Last night, the inaugural episodes of The Great Food Race and the fifth season of Masterchef New Zealand aired on TV3 and TV One, respectively. And with this started what could potentially turn into a ratings battle for food format supremacy in 2014.
According to Nielsen TAM, the overnight ratings in the 25-54 age group indicate that an average of 93,000 viewers tuned in to watch The Great Food Race, while 185,000 pairs of eyes were glued to TV One at the same time. And Nielsen statistics across all age groups showed an even bleaker result for The Great Food Race, as the show’s audience of 160,000 viewers was dwarfed by the 483,000 that watched MasterChef.
Despite a solid performance, TV One’s viewership pot was not quite as full as it was last year when 621,500 viewers tuned in for the first episode of season four of the popular show.
Even though TV One’s show proved two to three times as popular as The Great Food Race on the first night, Rachel Lorimer, the group comms manager at Mediaworks, remains professionally optimistic.

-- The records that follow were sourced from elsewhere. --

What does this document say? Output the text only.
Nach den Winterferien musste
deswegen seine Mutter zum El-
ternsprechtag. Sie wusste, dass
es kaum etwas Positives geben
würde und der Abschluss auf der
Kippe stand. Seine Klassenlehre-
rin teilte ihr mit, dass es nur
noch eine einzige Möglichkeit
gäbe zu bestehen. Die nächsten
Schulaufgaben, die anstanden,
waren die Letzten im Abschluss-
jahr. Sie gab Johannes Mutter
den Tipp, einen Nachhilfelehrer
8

“It’s very early days for a new show (and new format), but The Great Food Race has had a solid start in terms of ratings, especially for a Kiwi show up against an international cooking format,” she says.
“It’s worth noting that last night’s audience numbers are similar to those TV3 was getting in the timeslot this time last year, when we were screening all-new episodes of the hit shows The Simpsons and Family Guy.”
Lorimer also adds that the combination of a low drop-off rate and a decent audience response via Twitter were promising indicators that viewership could build as the show progresses.
Interestingly, TV3 also introduced the Twittersphere to #enzmo, a hashtag in honour of the impressive upper-lip hair donned by judge Lorenzo Bresolin.
While the shows approach the food format from completely different angles, one element that they both have in common is seamlessly integrated sponsorship.
On the MasterChef set, Fisher & Paykel ovens, cooktops and the DCS grill feature in the cooking challenges. In addition, Skoda transports contestants between venues, Stevens supplies the kitchen equipment, Campbell’s Real Stock and Countdown provision the pantry and Centrum enjoys a 10-second spot before the opening credits of every episode.
Countdown will also be brining its ingredients-providing services to The Great Food Race, while Air New Zealand will ensure that all the contestants reach their destinations when flights are required.